Belle sighed. ‘But we really don’t need to talk about this, certainly not here. It happened, it was a long time ago and it’s not relevant any longer. I don’t want either of us to feel uncomfortable about something we did ten years ago, because like you said, it was nothing more than sex.’
‘Had you wanted to see me on your last night?’
A flicker of uncertainty flared inside her. Was it possible that he regretted missing out on their last night together as much as she had? If the abrupt text message he’d sent the next morning after she’d apologised for not meeting up with him was anything to go by, then no, he hadn’t regretted it. Yet despite him probably not feeling the same way, she wanted to be honest with him.
‘Oh my God, I wanted to see you so much.’ It was her turn to keep her voice hushed, aware of his family around them, Caleb most of all. ‘That whole night was a disaster and I had no way of contacting you until I got my phone back.’
‘Because Gem had it,’ Diego said with a shrug. ‘And you had to look after your friend.’
‘Yeah, I couldn’t leave her, and after I lost Gem and had no way of contacting her or you…’ Her voice trailed off.
The cologne he wore wasn’t as overpowering as it used to be, a more subtle vanilla and oak scent that she was only picking up on because they were leaning close. Ten years ago it had been strong and zesty and in-her-face, as bold as he’d been. And it was only talking to him now, remembering, that she was connecting things. There had been a zesty cologne on Gem too when she’d got back to their hotel after being out all night.
Belle sat up straighter on the bench as thoughts chased round her head. ‘You remembered Gem’s name,’ she repeated, ‘but only have vague memories of me…’
‘I did remember you.’
‘Only once I jogged your memory about who I was.’ Her thoughts spiralled tighter and tighter. ‘You just said Gem had my phone, but there’s no way you could know that, because I never told you. Unless…’ Suddenly her muddled thoughts were replaced by absolute clarity. ‘Unless you were with Gem that night. You were, weren’t you?’

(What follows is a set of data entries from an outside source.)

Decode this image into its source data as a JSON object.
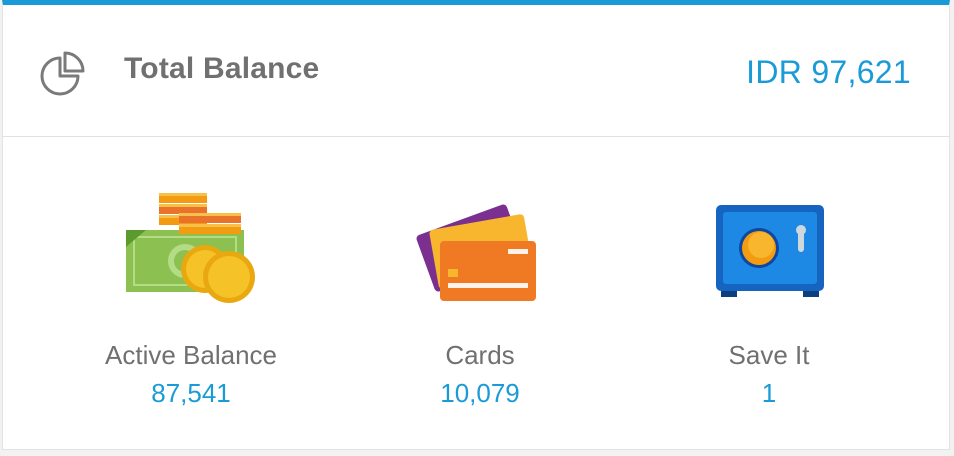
{
  "header": {
    "icon": "pie-chart-icon",
    "title": "Total Balance",
    "total": "IDR 97,621"
  },
  "items": [
    {
      "icon": "money-coins-icon",
      "label": "Active Balance",
      "value": "87,541"
    },
    {
      "icon": "credit-cards-icon",
      "label": "Cards",
      "value": "10,079"
    },
    {
      "icon": "safe-vault-icon",
      "label": "Save It",
      "value": "1"
    }
  ],
  "colors": {
    "accent": "#1a9bd7",
    "text": "#707070",
    "divider": "#e1e1e1"
  }
}
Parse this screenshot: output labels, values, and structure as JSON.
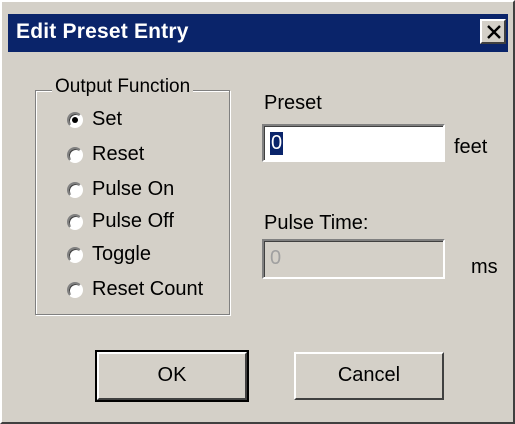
{
  "window": {
    "title": "Edit Preset Entry",
    "close_glyph": "×"
  },
  "output_function": {
    "legend": "Output Function",
    "options": [
      {
        "label": "Set",
        "selected": true
      },
      {
        "label": "Reset",
        "selected": false
      },
      {
        "label": "Pulse On",
        "selected": false
      },
      {
        "label": "Pulse Off",
        "selected": false
      },
      {
        "label": "Toggle",
        "selected": false
      },
      {
        "label": "Reset Count",
        "selected": false
      }
    ]
  },
  "preset": {
    "label": "Preset",
    "value": "0",
    "unit": "feet"
  },
  "pulse_time": {
    "label": "Pulse Time:",
    "value": "0",
    "unit": "ms"
  },
  "buttons": {
    "ok": "OK",
    "cancel": "Cancel"
  },
  "colors": {
    "title_bar": "#0a246a",
    "face": "#d4d0c8"
  }
}
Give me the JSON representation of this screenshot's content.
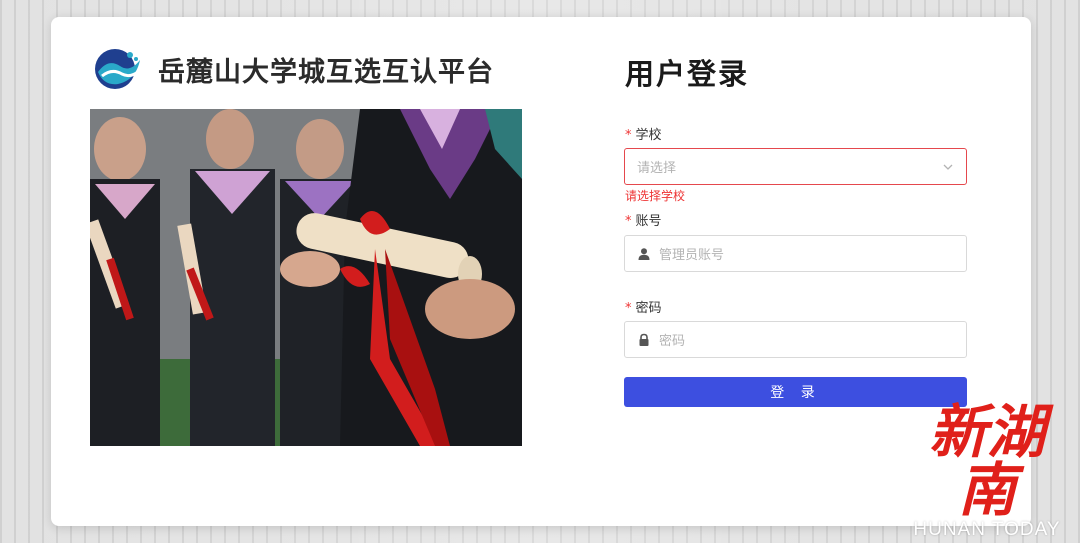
{
  "brand": {
    "title": "岳麓山大学城互选互认平台",
    "logo_icon": "wave-logo-icon"
  },
  "login": {
    "title": "用户登录",
    "school": {
      "required_mark": "*",
      "label": "学校",
      "placeholder": "请选择",
      "error": "请选择学校"
    },
    "account": {
      "required_mark": "*",
      "label": "账号",
      "placeholder": "管理员账号",
      "icon": "user-icon"
    },
    "password": {
      "required_mark": "*",
      "label": "密码",
      "placeholder": "密码",
      "icon": "lock-icon"
    },
    "submit_label": "登 录"
  },
  "watermark": {
    "cn": "新湖南",
    "en": "HUNAN TODAY"
  },
  "colors": {
    "primary": "#3d4fe0",
    "error": "#e5484d",
    "watermark_red": "#e0201a"
  }
}
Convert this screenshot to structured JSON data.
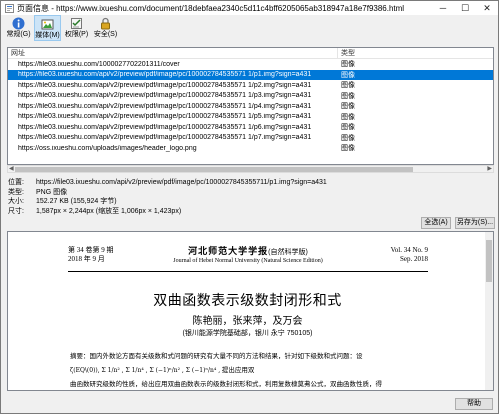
{
  "window": {
    "title": "页面信息 - https://www.ixueshu.com/document/18debfaea2340c5d11c4bff6205065ab318947a18e7f9386.html"
  },
  "toolbar": {
    "tabs": [
      {
        "label": "常规(G)",
        "icon": "info-icon"
      },
      {
        "label": "媒体(M)",
        "icon": "media-icon"
      },
      {
        "label": "权限(P)",
        "icon": "permissions-icon"
      },
      {
        "label": "安全(S)",
        "icon": "lock-icon"
      }
    ],
    "active_tab": "媒体(M)"
  },
  "media_list": {
    "columns": [
      "网址",
      "类型"
    ],
    "rows": [
      {
        "url": "https://file03.ixueshu.com/1000027702201311/cover",
        "type": "图像",
        "selected": false
      },
      {
        "url": "https://file03.ixueshu.com/api/v2/preview/pdf/image/pc/100002784535571 1/p1.img?sign=a431",
        "type": "图像",
        "selected": true
      },
      {
        "url": "https://file03.ixueshu.com/api/v2/preview/pdf/image/pc/100002784535571 1/p2.img?sign=a431",
        "type": "图像",
        "selected": false
      },
      {
        "url": "https://file03.ixueshu.com/api/v2/preview/pdf/image/pc/100002784535571 1/p3.img?sign=a431",
        "type": "图像",
        "selected": false
      },
      {
        "url": "https://file03.ixueshu.com/api/v2/preview/pdf/image/pc/100002784535571 1/p4.img?sign=a431",
        "type": "图像",
        "selected": false
      },
      {
        "url": "https://file03.ixueshu.com/api/v2/preview/pdf/image/pc/100002784535571 1/p5.img?sign=a431",
        "type": "图像",
        "selected": false
      },
      {
        "url": "https://file03.ixueshu.com/api/v2/preview/pdf/image/pc/100002784535571 1/p6.img?sign=a431",
        "type": "图像",
        "selected": false
      },
      {
        "url": "https://file03.ixueshu.com/api/v2/preview/pdf/image/pc/100002784535571 1/p7.img?sign=a431",
        "type": "图像",
        "selected": false
      },
      {
        "url": "https://oss.ixueshu.com/uploads/images/header_logo.png",
        "type": "图像",
        "selected": false
      }
    ]
  },
  "details": {
    "location_label": "位置:",
    "location_value": "https://file03.ixueshu.com/api/v2/preview/pdf/image/pc/1000027845355711/p1.img?sign=a431",
    "type_label": "类型:",
    "type_value": "PNG 图像",
    "size_label": "大小:",
    "size_value": "152.27 KB (155,924 字节)",
    "dims_label": "尺寸:",
    "dims_value": "1,587px × 2,244px (缩放至 1,006px × 1,423px)"
  },
  "buttons": {
    "select_all": "全选(A)",
    "save_as": "另存为(S)...",
    "help": "帮助"
  },
  "preview": {
    "issue_cn": "第 34 卷第 9 期",
    "date_cn": "2018 年 9 月",
    "journal_cn": "河北师范大学学报",
    "journal_cn_suffix": "(自然科学版)",
    "journal_en": "Journal of Hebei Normal University (Natural Science Edition)",
    "vol_en": "Vol. 34 No. 9",
    "date_en": "Sep. 2018",
    "title": "双曲函数表示级数封闭形和式",
    "authors": "陈艳丽，张来萍，及万会",
    "affiliation": "(银川能源学院基础部，银川 永宁 750105)",
    "abstract_line1": "摘要：国内外数论方面有关级数和式问题的研究有大量不同的方法和结果，针对如下级数和式问题：设",
    "abstract_line2_pre": "ζ(EQ\\(0)),",
    "abstract_line2_post": "提出应用双",
    "abstract_line3": "曲函数研究级数的性质，给出应用双曲函数表示的级数封闭形和式，利用复数棣莫弗公式，双曲函数性质，得"
  }
}
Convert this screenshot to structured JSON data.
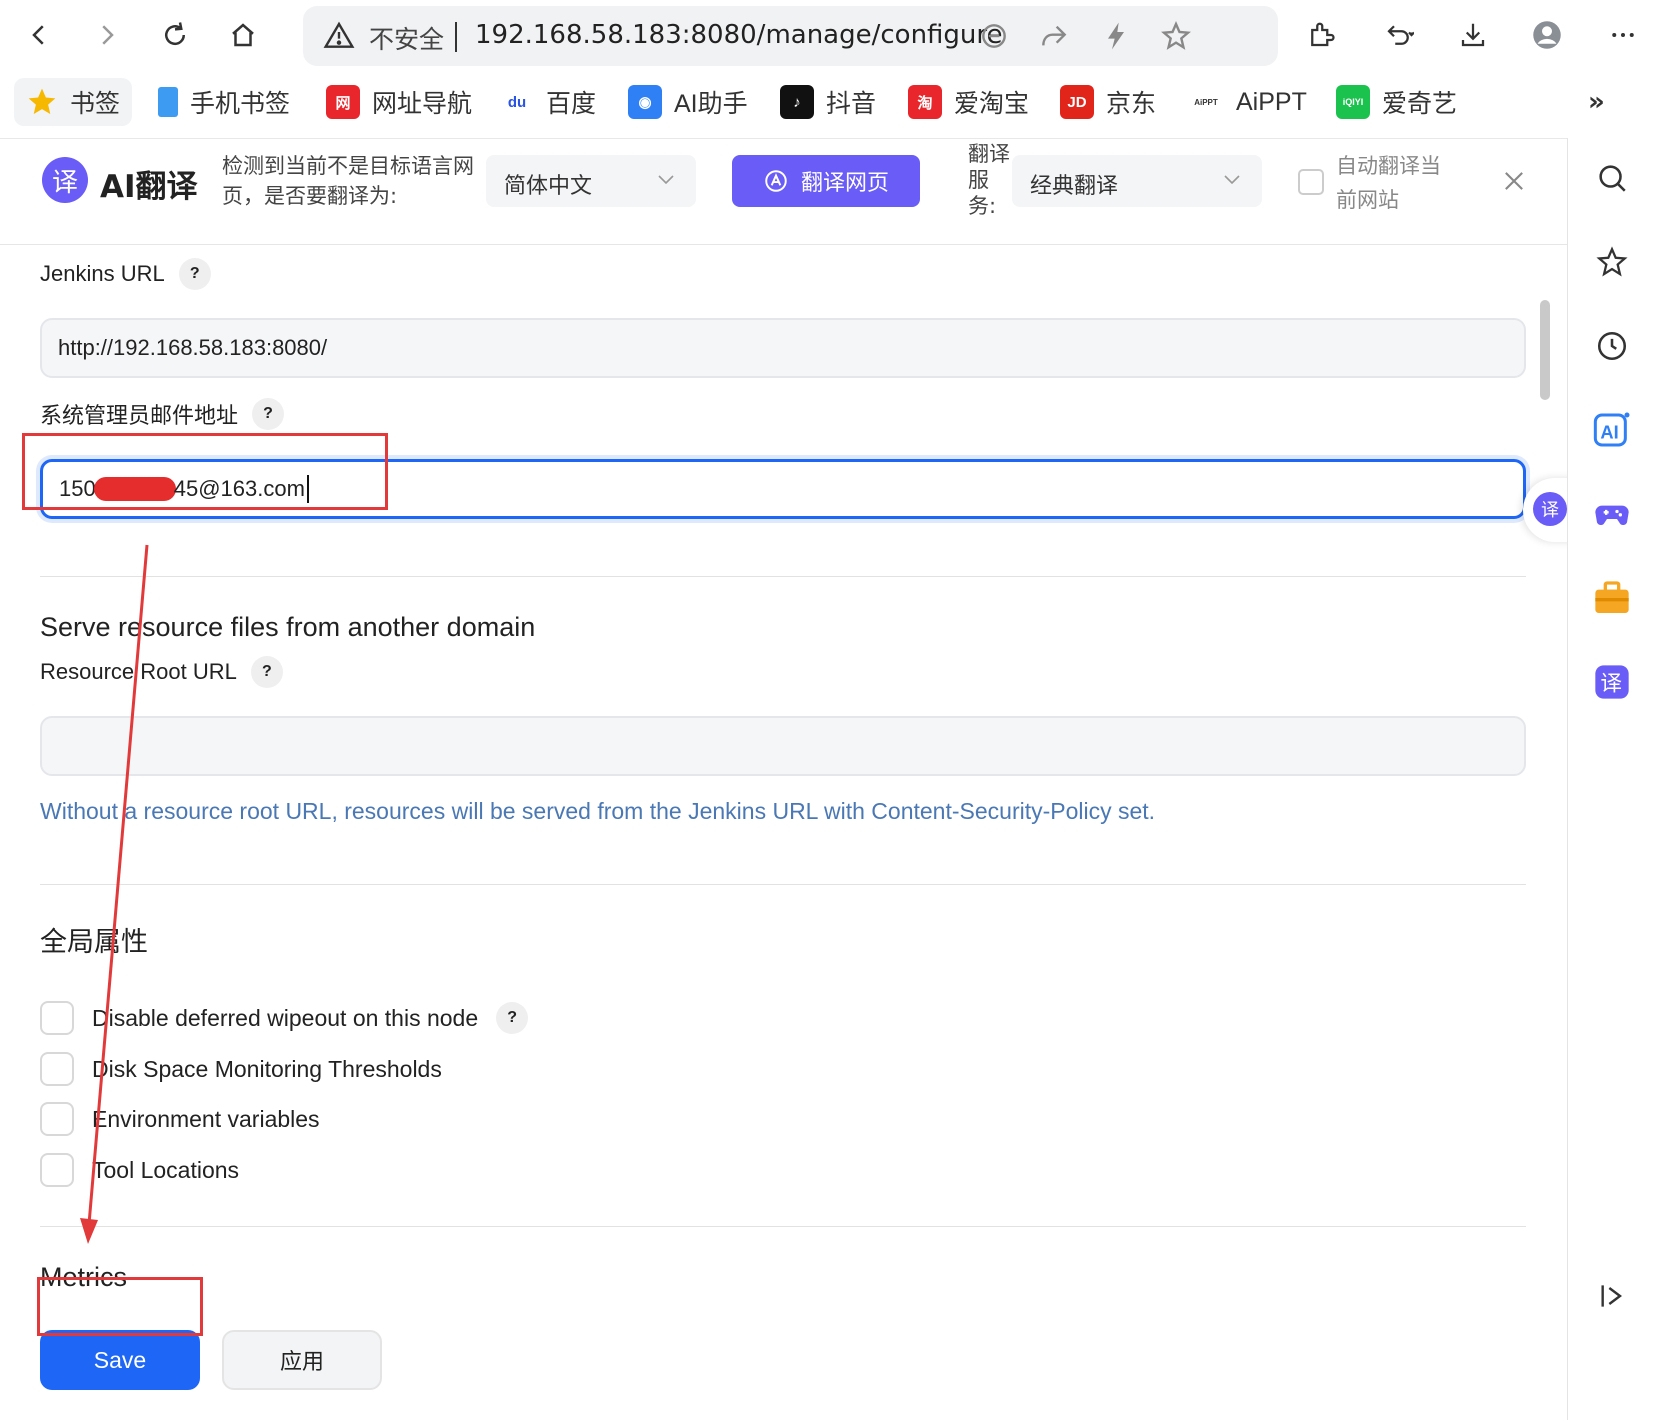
{
  "browser": {
    "address": {
      "security_label": "不安全",
      "url": "192.168.58.183:8080/manage/configure"
    },
    "icons": {
      "back": "back-arrow-icon",
      "forward": "forward-arrow-icon",
      "reload": "reload-icon",
      "home": "home-icon",
      "more": "more-icon"
    }
  },
  "bookmarks": [
    {
      "label": "书签",
      "icon": "star-icon",
      "color": "#f6b800"
    },
    {
      "label": "手机书签",
      "icon": "phone-bookmark-icon",
      "color": "#3d9bf2"
    },
    {
      "label": "网址导航",
      "icon": "nav-icon",
      "color": "#e8262b",
      "glyph": "网"
    },
    {
      "label": "百度",
      "icon": "baidu-icon",
      "color": "#2a54e6",
      "glyph": "du"
    },
    {
      "label": "AI助手",
      "icon": "ai-assistant-icon",
      "color": "#2f7ff5",
      "glyph": "◉"
    },
    {
      "label": "抖音",
      "icon": "douyin-icon",
      "color": "#111111",
      "glyph": "♪"
    },
    {
      "label": "爱淘宝",
      "icon": "taobao-icon",
      "color": "#e8262b",
      "glyph": "淘"
    },
    {
      "label": "京东",
      "icon": "jd-icon",
      "color": "#e1251b",
      "glyph": "JD"
    },
    {
      "label": "AiPPT",
      "icon": "aippt-icon",
      "color": "#333333",
      "glyph": "AiPPT"
    },
    {
      "label": "爱奇艺",
      "icon": "iqiyi-icon",
      "color": "#1bc34e",
      "glyph": "iQIYI"
    }
  ],
  "bookmarks_more": "»",
  "translate_bar": {
    "title": "AI翻译",
    "logo_glyph": "译",
    "description": "检测到当前不是目标语言网页，是否要翻译为:",
    "target_language": "简体中文",
    "translate_button": "翻译网页",
    "service_label": "翻译服务:",
    "service_value": "经典翻译",
    "auto_label": "自动翻译当前网站"
  },
  "form": {
    "jenkins_url": {
      "label": "Jenkins URL",
      "value": "http://192.168.58.183:8080/"
    },
    "admin_email": {
      "label": "系统管理员邮件地址",
      "value_prefix": "150",
      "value_suffix": "45@163.com"
    },
    "resource_section_title": "Serve resource files from another domain",
    "resource_root_url": {
      "label": "Resource Root URL",
      "value": ""
    },
    "resource_hint": "Without a resource root URL, resources will be served from the Jenkins URL with Content-Security-Policy set.",
    "global_properties_title": "全局属性",
    "global_properties": [
      {
        "label": "Disable deferred wipeout on this node",
        "checked": false,
        "has_help": true
      },
      {
        "label": "Disk Space Monitoring Thresholds",
        "checked": false,
        "has_help": false
      },
      {
        "label": "Environment variables",
        "checked": false,
        "has_help": false
      },
      {
        "label": "Tool Locations",
        "checked": false,
        "has_help": false
      }
    ],
    "metrics_title": "Metrics",
    "help_glyph": "?"
  },
  "actions": {
    "save": "Save",
    "apply": "应用"
  },
  "floating_translate_glyph": "译",
  "colors": {
    "accent": "#1e66f5",
    "translate_brand": "#6a5cf6",
    "annotation": "#e23a3a",
    "hint_text": "#4a78b4"
  }
}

Diego glanced around at his family, opened his mouth then shut it as he turned back to Belle. ‘It’s difficult to explain what happened and how we ended up together?—’
‘Oh my God, you really were! How the hell did you two…’ She held up her hand and lowered her voice. ‘Actually, I don’t want to hear any more.’ Her heart pounded and her skin crawled with a sudden uncomfortable heat. She scrambled off the bench and paced away from him. Feeling utterly foolish, she retreated inside to find the bathroom. The last thing she wanted to do was have a conversation about what he’d got up to with one of her best friends while surrounded by his family. While Caleb was here.
Everything she’d believed about Diego, about their time together, what he’d meant to her and what she’d possibly meant to him, had been destroyed by a well-hidden truth that she hadn’t had a clue about. Until now.